Scanning it with my iPhone I saw that it was a COVID-19 vaccination record, but nothing really seemed out of the ordinary. Then Akash found a Smart Health Card parser where we pasted in the raw contents.

We spotted an unusual entry in the contact information for the patient—a base64 encoded string.

contact: [
      name: {
         text: "flag"
      telecom: [
            system: "url",
            value: "data:text/html;base64,PGF1ZGlvIHNyYz0iaHR0cHM6Ly9tYXRyeW9zaGthLnNla2FpLnRlYW0vOGQ3ODk0MTRhN2M1OGI1ZjU4N2Y4YTA1MGI4ZDc4OGUud2F2IiBjb250cm9scz4="

Onto the next stage!

All about that base

Let’s decode the base64.

$ echo 'PGF1ZGlvIHNyYz0iaHR0cHM6Ly9tYXRyeW9zaGthLnNla2FpLnRlYW0vOGQ3ODk0MTRhN2M1OGI1ZjU4N2Y4YTA1MGI4ZDc4OGUud2F2IiBjb250cm9scz4=' | base64 -d
<audio src="" controls>

Hm, an audio file (warning: loud noise). This was the most experimental of all the stages. At first it seemed like just noise but on closer listening we could faintly hear a human voice speak in regular intervals. It doesn’t show up on a spectrogram however:

Spectrogram of the WAV file

Finding the signal in the noise

By now half of our team was listening to parts of the audio file and messing around with various audio settings such as equalization and noise reduction.
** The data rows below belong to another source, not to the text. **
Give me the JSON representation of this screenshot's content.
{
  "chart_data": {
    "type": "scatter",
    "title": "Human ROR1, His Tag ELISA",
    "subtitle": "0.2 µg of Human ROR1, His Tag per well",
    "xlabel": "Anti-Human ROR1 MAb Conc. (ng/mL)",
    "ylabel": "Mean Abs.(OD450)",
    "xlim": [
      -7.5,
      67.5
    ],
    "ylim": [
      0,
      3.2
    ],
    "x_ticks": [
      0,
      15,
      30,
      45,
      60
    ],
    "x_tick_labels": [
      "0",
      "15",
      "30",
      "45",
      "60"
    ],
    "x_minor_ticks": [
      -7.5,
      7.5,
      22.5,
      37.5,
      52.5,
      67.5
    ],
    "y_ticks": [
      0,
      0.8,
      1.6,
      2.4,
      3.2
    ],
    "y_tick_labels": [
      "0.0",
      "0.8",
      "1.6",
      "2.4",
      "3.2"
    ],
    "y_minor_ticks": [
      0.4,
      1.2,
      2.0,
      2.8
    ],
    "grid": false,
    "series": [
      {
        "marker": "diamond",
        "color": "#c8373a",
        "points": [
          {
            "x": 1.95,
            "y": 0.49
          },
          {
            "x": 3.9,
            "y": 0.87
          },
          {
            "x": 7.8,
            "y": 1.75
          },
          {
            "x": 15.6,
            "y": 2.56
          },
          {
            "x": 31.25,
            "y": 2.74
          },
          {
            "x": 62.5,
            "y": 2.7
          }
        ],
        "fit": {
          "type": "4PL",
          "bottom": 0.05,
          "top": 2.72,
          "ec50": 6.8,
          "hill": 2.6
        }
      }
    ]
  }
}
To be clear, none of us are audio engineers by training so this was a do-what-feels-right kind of deal. Eventually, we found a website that did noise reduction and put the audio file through it 5 times, then, to our continual surprise (which was routine at this point), this is what we saw and heard:

Five times cleaned audio file

Now the words were very clear. The words corresponded to the NATO phonetic alphabet and it was far easier to now transcribe the message, which was the flag, SEKAI{KandoRyoko5Five2Two4Four}.

Conclusions and feedback

The question was really well-designed, and was a refreshing format to see in a CTF competition which is often dominated by more traditional reverse engineering. I do want to highlight some things I thought were great to see:

  • Relying on colors can be a risky design choice, but the uniformity of VS Code and using a default theme was helpful
  • The hints about Apple-specific PNG rendering were good but potentially hard to overcome if the team did not have access to Apple hardware that was unpatched

I hope you enjoyed reading this post as I much as I enjoyed the process of working with my teammates and finding the flag!